Tearful reunion: 181 South Koreans to meet separated family in North on Aug. 20-26


One hundred eighty one elderly Koreans _ 93 from the South and 88 from the North, will meet their relatives during a reunion of separated families scheduled from Aug. 20 to 26.

The list was finalized and exchanged between the Red Cross organizations of the South and North, Saturday, through the truce village of Panmunjeom in the Demilitarized Zone, according to the Ministry of Unification.

The 93 South Koreans will reunite with their North Korean relatives from Aug. 20 to 22 at North Korea’s scenic resort on Mount Geumgang. The 88 North Koreans will have a separate reunion from Aug. 24 to 26 at the same venue.

The weeklong cross-border reunion also celebrates the Aug. 15 anniversary of the Korean Peninsula’s liberation from the 1910-45 Japanese occupation.

It will take place in line with an agreement reached between President Moon Jae-in and North Korean leader Kim Jong-un during their April 27 summit.

The two leaders struck the deal to address humanitarian issues and the serious nature of the dwindling number of family members separated by the 1950-53 Korean War.

From the South Korean side, 35 people are aged 90 or older, including a 101-year-old man and a 100-year-old woman, according to the ministry.

Sixty two North Koreans are in their 80s, including an 89-year-old woman.

The participants will be comprised of 68 men and 25 women from the South and 46 men and 42 women from the North.

The 93 South Koreans will gather in the border city of Sokcho in Gangwon Province, Aug. 19, where they will be briefed by the South’s Red Cross officials before heading to Mount Geumgang the next day.

The two Koreas have not had family reunions since October 2015 during the conservative government of Park Geun-hye.

They have held 20 rounds of face-to-face family reunions since the first inter-Korean summit in June 2000.

According to the ministry, 132,123 South Koreans applied in May to meet their family members but that only 57,000 of the latter were found to be alive in the North.

South Korea earlier selected 500 applicants through a computer lottery, after the two Koreas agreed over the number of people to join the reunion during Red Cross talks in June.

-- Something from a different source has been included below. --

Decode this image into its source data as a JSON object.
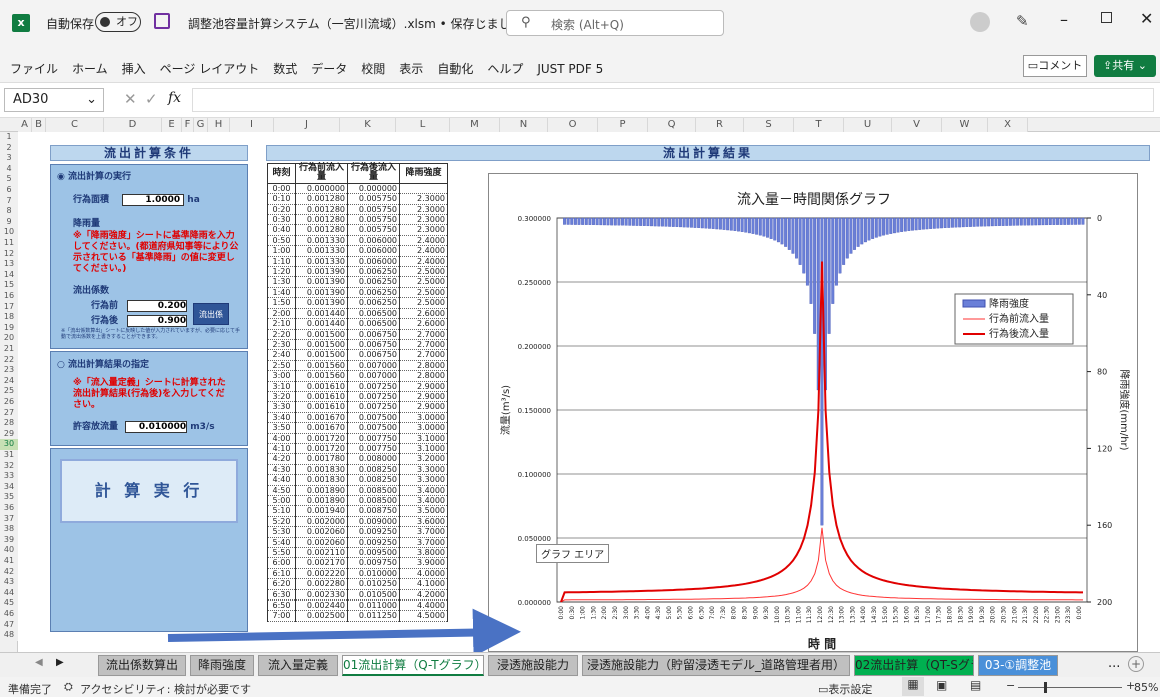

That number was later reduced to 250 considering age, health and other relevant factors, before the list was finalized.

Seoul has constantly asked to resume the reunions but failed because the North sought to link it to economic aid that was banned under the U.N. Security Council’s sanctions imposed on the North for its nuclear activities.

The Kim regime also had offered to resume the reunions in exchange for return of North Korean restaurant workers who Pyongyang claims were kidnapped by South Korean agents.